OLG Düsseldorf, Urt. v. 12.9.2019, I-15 U 48/19, Tz. 87 f

Es ist in der Literatur umstritten, ob § 4 Nr. 2 UWG die Anspruchsberechtigung auf den betroffenen Mitbewerber beschränkt. Während eine Auffassung (Büscher/Maatsch, UWG, 1. A., 2019, § 4 Rn. 48; Harte/Henning/Bruhn, § 4 Nr. 2 UWG Rn. 10 ) auch hier eine Aktivlegitimation von Verbänden befürwortet, gesteht die Gegenauffassung (Brammsen/Apel, in: WRP 2009, 1464 (1471); Köhler, in: Köhler/Bornkamm/Feddersen, UWG, 37. A., 2019, § 4 Rn. 1.27 und 2.24; Ohly, in: Ohly/Sosnitza, UWG, 7. A., 2016, § 4 Rn. 2/18) Verbänden grundsätzlich keine entsprechende Anspruchsberechtigung zu.

Der Senat schließt sich aus folgenden Gründen der erstgenannten Auffassung an: Es sind keine stichhaltigen Gründe erkennbar, hier in Abweichung von den allgemeinen Grundsätzen der Regelung des § 8 Abs. 3 Nr. 2 UWG Verbänden die Anspruchsberechtigung generell abzuerkennen.
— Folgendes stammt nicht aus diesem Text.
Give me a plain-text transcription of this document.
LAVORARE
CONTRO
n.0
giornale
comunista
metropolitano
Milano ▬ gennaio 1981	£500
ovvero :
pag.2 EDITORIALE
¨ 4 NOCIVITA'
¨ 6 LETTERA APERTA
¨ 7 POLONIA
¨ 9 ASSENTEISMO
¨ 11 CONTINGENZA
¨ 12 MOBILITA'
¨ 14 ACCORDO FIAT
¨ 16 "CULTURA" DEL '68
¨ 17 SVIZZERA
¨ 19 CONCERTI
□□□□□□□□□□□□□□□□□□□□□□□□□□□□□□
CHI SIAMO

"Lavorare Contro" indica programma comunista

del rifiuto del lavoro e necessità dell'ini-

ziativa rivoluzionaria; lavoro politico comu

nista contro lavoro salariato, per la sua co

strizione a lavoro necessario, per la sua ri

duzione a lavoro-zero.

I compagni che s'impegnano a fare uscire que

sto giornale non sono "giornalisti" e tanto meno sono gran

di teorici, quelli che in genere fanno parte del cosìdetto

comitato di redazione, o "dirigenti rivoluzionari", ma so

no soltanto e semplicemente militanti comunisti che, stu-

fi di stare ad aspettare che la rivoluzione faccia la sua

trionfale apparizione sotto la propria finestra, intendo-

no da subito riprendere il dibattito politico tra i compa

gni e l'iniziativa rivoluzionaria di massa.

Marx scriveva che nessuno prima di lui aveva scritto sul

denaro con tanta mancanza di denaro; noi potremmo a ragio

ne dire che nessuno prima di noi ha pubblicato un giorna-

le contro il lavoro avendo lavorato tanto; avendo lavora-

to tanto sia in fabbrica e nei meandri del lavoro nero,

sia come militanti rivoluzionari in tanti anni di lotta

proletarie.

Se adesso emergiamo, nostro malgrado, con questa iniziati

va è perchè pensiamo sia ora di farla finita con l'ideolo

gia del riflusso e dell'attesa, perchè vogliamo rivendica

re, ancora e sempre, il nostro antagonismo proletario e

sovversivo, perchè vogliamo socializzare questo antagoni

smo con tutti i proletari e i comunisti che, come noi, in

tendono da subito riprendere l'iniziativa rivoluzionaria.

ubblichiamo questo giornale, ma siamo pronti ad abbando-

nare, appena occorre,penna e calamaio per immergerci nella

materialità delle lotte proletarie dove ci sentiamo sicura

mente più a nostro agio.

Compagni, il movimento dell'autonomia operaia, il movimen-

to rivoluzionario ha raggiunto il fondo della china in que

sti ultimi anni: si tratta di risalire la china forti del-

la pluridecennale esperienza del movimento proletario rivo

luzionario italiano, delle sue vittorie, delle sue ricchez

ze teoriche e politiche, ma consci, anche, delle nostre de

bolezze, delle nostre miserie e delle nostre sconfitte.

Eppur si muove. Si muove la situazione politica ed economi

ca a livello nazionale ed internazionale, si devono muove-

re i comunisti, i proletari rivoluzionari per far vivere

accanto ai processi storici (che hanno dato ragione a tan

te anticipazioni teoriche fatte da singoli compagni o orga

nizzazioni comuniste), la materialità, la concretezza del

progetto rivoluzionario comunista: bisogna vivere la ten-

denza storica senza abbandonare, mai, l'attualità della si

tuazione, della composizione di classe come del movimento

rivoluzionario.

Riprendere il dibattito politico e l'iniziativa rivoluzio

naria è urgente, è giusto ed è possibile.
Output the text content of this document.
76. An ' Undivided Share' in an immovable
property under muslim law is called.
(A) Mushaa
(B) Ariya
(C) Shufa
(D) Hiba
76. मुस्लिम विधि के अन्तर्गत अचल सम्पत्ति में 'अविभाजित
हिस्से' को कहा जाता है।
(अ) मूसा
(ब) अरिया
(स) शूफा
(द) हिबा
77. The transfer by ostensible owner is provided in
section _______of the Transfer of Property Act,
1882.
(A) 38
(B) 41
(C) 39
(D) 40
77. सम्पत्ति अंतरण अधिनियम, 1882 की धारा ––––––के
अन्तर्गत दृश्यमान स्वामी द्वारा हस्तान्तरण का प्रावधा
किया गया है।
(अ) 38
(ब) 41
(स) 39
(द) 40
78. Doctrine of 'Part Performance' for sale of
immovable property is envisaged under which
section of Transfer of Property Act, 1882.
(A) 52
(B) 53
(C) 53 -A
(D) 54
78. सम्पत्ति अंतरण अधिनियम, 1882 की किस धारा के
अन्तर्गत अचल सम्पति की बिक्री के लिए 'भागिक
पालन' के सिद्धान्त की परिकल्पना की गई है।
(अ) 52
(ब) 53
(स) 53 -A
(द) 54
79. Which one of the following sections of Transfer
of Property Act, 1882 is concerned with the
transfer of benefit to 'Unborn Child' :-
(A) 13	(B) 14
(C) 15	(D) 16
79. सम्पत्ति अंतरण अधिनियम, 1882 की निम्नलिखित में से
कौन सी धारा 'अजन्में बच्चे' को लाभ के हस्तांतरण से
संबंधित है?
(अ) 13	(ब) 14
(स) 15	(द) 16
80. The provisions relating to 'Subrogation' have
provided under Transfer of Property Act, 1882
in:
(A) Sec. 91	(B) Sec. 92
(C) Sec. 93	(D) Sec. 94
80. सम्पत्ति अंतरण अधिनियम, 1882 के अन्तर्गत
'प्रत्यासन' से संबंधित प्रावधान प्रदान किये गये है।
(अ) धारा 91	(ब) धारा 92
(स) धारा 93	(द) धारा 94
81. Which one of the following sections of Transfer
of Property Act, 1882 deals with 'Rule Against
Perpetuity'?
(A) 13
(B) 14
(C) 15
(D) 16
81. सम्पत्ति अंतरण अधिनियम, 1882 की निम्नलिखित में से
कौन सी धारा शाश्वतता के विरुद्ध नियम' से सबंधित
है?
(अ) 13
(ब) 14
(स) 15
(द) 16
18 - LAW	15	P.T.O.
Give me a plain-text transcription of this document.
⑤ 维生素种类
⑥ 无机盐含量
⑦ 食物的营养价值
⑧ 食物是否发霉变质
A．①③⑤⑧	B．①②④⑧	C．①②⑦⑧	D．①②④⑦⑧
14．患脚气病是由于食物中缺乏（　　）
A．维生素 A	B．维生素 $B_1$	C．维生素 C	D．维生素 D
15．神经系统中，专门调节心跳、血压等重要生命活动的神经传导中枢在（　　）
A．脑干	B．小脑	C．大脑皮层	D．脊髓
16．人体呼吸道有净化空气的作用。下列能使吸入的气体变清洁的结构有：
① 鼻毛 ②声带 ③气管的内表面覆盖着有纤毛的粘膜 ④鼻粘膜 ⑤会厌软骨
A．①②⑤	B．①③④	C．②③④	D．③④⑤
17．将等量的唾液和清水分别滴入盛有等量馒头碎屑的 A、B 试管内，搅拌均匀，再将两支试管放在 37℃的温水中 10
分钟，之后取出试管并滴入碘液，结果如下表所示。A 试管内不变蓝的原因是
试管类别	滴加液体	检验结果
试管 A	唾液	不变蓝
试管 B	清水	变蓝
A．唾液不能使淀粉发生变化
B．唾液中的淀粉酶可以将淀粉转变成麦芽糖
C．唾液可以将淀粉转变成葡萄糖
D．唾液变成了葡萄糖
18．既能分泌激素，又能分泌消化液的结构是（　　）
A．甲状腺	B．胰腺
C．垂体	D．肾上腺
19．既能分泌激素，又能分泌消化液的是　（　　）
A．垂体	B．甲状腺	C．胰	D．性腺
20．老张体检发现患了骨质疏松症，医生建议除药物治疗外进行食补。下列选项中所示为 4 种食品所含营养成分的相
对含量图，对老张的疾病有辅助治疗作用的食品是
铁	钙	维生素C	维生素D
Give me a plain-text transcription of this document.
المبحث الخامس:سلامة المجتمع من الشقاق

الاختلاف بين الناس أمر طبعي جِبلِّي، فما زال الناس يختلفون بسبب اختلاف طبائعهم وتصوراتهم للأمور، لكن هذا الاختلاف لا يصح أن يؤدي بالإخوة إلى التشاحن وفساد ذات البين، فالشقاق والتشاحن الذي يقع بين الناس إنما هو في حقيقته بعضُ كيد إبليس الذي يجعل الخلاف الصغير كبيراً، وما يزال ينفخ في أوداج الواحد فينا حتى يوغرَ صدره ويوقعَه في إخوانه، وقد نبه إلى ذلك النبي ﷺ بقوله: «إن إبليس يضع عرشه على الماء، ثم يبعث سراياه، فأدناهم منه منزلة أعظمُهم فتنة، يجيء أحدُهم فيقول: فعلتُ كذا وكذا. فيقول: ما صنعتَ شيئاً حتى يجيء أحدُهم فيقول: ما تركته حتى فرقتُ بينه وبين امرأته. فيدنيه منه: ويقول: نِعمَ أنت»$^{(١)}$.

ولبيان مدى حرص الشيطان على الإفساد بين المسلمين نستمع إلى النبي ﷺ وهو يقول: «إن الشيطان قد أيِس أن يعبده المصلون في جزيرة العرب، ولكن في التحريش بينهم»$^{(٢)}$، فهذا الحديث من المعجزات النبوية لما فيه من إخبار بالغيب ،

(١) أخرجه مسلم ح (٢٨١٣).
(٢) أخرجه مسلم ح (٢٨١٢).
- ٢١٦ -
Dass es einem Verband verwehrt sein sollte, in Fällen einer Anschwärzung seiner Mitglieder durch eine geschäftliche Handlung die Unterlassung auf wettbewerbsrechtlicher Grundlage kraft eigenen Rechts durchzusetzen, vermag nicht einzuleuchten. Dies läuft nämlich dem Zweck des wettbewerbsrechtlichen Verbots der Anschwärzung zuwider, welcher sich gerade nicht im Schutz der individuellen geschäftlichen Ehre des einzelnen Mitbewerbers erschöpft, sondern zugleich auch auf den Schutz des Interesses an einem unverfälschten Wettbewerb abzielt (vgl. § 1 S. 2 UWG). Abgesehen davon erscheint eine teleologische Reduktion des § 8 Abs. 3 Nr. 2 UWG im Rahmen der Durchsetzung von Rechten wegen Verstoßes gegen § 4 Nr. 2 UWG auch unter dem Aspekt der Prozessökonomie als zweifelhaft, weil dies darauf hinausliefe, dass jeder einzelne Mitbewerber seinen Unterlassungsanspruch individuell durchsetzen müsste, um seinen Geschäftsruf zu verteidigen.